6,5 JAM SURVEY KILAT (Selasa, 28 Juni 2011)
Bismillah…! Agen An-Nisa’ yang seorang
diri, he…he… sebenarnya sih tim survey kami berjumlah 16 orang hanya saja, misi
kami berbeda akhwat, 15 rekan An-Nisa’ yang lain adalah agen dari kampus,
sedangkan An-Nisa’ adalah agen tunggal dari Majalah kesayangan kita. Dan
seterusnya An-Nisa’ akan sebut rekan-rekan An-Nisa’ itu dengan julukan Para
Wonder Muslimah.
Ok! Pertama kita
akan bicara soal PAR. Jadi dalam sebulan para para Wonder Muslimah kita akan
bergelut dengan membawa PAR. Eitss… jangan suudzon sama PAR yang nggak
berjenis kelamin ini ya…! PAR bukan singkatan dari parang. Bukan juga senjata
bertipe tertentu dan mematikan seperti yang ada di benak akhwat. PAR hanyalah
sebuah sistem yang telah dirumuskan para ahli ilmu sosial sebagai senjata ampuh
untuk menerjunkan agen-agen rahasia instansi-instansi pendidikan ke dunia
sosial kemasyarakatan yang heterogen.
Sesuai kesepakatan
An-Nisa’ dan Para Wonder Muslimah akan diturunkan bapak supir tinggi dan
berkumis yang mengantar kami tepat di masing-masing balai desa. Kami tiba
disana tepat pukul 08.30 WIB. Karena dalam perjanjian non tertulis menyatakan
kami akan dijemput pukul 15.00 WIB berarti kami punya waktu sekitar 6 setengah
jam untuk survey lokasi. Nah, kebetulan An-Nisa’ dan kelima rekan An-Nisa’ yang
lain bertugas di Desa yang menurut sejarah namanya diilhami dari kata Jurang
Baru. Desa ini memiliki 3 Dusun dengan karakteristik masyarakat yang serupa
tapi tak sama.

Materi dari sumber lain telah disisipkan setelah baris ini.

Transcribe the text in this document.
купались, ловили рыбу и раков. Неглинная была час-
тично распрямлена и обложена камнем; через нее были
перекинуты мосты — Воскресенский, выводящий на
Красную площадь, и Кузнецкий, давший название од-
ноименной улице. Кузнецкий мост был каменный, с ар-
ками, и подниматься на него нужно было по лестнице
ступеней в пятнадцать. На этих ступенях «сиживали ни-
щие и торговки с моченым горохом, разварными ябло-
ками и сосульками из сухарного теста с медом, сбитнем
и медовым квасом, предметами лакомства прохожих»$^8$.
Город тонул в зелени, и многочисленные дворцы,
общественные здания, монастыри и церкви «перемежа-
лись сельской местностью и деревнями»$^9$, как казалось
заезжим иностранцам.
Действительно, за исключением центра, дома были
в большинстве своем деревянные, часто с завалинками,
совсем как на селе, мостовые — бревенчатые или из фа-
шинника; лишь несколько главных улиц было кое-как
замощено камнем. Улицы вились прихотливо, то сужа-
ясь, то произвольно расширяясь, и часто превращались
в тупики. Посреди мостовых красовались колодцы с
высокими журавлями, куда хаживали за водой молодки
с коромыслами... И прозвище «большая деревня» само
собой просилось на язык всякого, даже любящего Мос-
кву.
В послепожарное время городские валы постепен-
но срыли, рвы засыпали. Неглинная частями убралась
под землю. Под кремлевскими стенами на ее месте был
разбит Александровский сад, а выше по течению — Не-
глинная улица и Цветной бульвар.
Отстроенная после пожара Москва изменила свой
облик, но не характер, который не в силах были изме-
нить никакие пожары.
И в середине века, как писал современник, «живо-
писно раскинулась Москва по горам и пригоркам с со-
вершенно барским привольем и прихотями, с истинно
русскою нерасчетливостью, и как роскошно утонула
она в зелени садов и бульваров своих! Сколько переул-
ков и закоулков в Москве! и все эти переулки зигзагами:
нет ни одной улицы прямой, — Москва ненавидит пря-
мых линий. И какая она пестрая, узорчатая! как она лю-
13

Masyarakat yang mendiami wilayah ini, meski hampir 99 % beragama
Islam rata-rata mereka mengenal agama Islam hanya cover dan halaman depan saja.

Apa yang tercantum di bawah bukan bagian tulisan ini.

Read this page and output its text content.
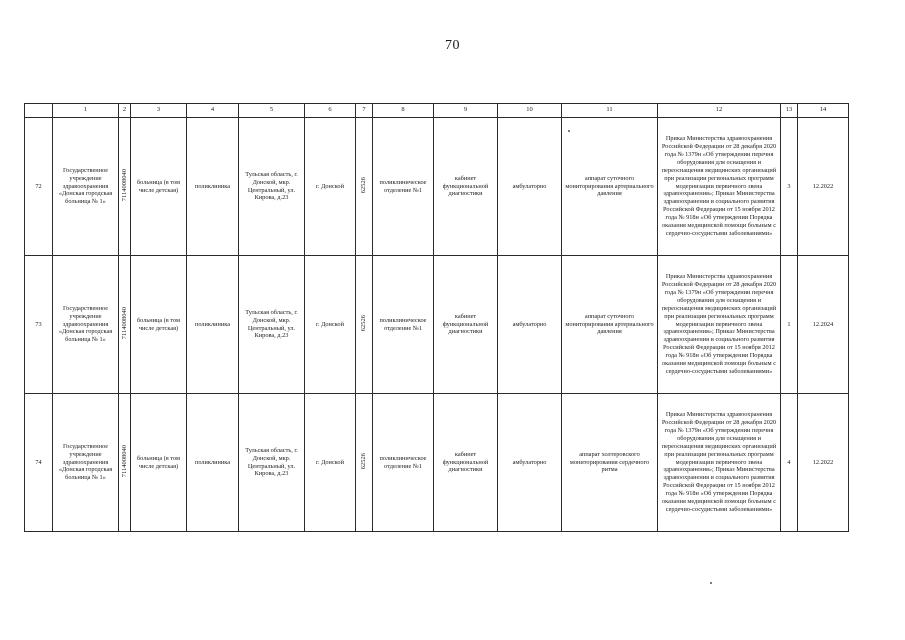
70
	1	2	3	4	5	6	7	8	9	10	11	12	13	14
72	Государственное учреждение здравоохранения «Донская городская больница № 1»	7114008040	больница (в том числе детская)	поликлиника	Тульская область, г. Донской, мкр. Центральный, ул. Кирова, д.23	г. Донской	62526	поликлиническое отделение №1	кабинет функциональной диагностики	амбулаторно	аппарат суточного мониторирования артериального давления	Приказ Министерства здравоохранения Российской Федерации от 28 декабря 2020 года № 1379н «Об утверждении перечня оборудования для оснащения и переоснащения медицинских организаций при реализации региональных программ модернизации первичного звена здравоохранения»; Приказ Министерства здравоохранения и социального развития Российской Федерации от 15 ноября 2012 года № 918н «Об утверждении Порядка оказания медицинской помощи больным с сердечно-сосудистыми заболеваниями»	3	12.2022
73	Государственное учреждение здравоохранения «Донская городская больница № 1»	7114008040	больница (в том числе детская)	поликлиника	Тульская область, г. Донской, мкр. Центральный, ул. Кирова, д.23	г. Донской	62526	поликлиническое отделение №1	кабинет функциональной диагностики	амбулаторно	аппарат суточного мониторирования артериального давления	Приказ Министерства здравоохранения Российской Федерации от 28 декабря 2020 года № 1379н «Об утверждении перечня оборудования для оснащения и переоснащения медицинских организаций при реализации региональных программ модернизации первичного звена здравоохранения»; Приказ Министерства здравоохранения и социального развития Российской Федерации от 15 ноября 2012 года № 918н «Об утверждении Порядка оказания медицинской помощи больным с сердечно-сосудистыми заболеваниями»	1	12.2024
74	Государственное учреждение здравоохранения «Донская городская больница № 1»	7114008040	больница (в том числе детская)	поликлиника	Тульская область, г. Донской, мкр. Центральный, ул. Кирова, д.23	г. Донской	62526	поликлиническое отделение №1	кабинет функциональной диагностики	амбулаторно	аппарат холтеровского мониторирования сердечного ритма	Приказ Министерства здравоохранения Российской Федерации от 28 декабря 2020 года № 1379н «Об утверждении перечня оборудования для оснащения и переоснащения медицинских организаций при реализации региональных программ модернизации первичного звена здравоохранения»; Приказ Министерства здравоохранения и социального развития Российской Федерации от 15 ноября 2012 года № 918н «Об утверждении Порядка оказания медицинской помощи больным с сердечно-сосудистыми заболеваниями»	4	12.2022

Terbukti dalam melaksanakan ibadah mereka masih terkontaminasi puing-puing adat
mistik kejawen. Mereka menamakan agama yang mereka anut adalah Islam
Nasionalis. Apakah itu? Istilah barukah? Atau aliran barukah? Tunggu
penjelasan lebih dalam yang ternyata An-Nisa’ temukan jawabannya pada pekan
pertama. Dan dari 6 orang agen yang diterjunkan ke Desa tersebut, An-Nisa’ dan
salah seorang agen wonder muslimah memang sejak awal ditetapkan berada di Dusun
yang posisinya paling pertama secara geografis dari beberapa objek PAR yang
lain.
Pukul 10 tepat kami
berpencar ke Dusun masing-masing. An-Nisa’ dan seorang Agen yang selanjutnya
mengemban amanat menjadi koordinator dari kesembilan rekan yang akan
dipimpinnya, berjalan melewati hamparan sawah yang mungkin jika dilihat dari
langit akan tampak seperti barisan gigi bugis berlubang bekas mengunyah cake
hijau isi durian. Bukan maksud ingin mendramatisir keadaan, tapi ini tertulis
dengan mata telanjang. Hamparan sawah yang tidak biasa ini memicu kelenjar dan
otot pada tangan untuk menuliskan sebuah problem ekonomi yang memprihatinkan.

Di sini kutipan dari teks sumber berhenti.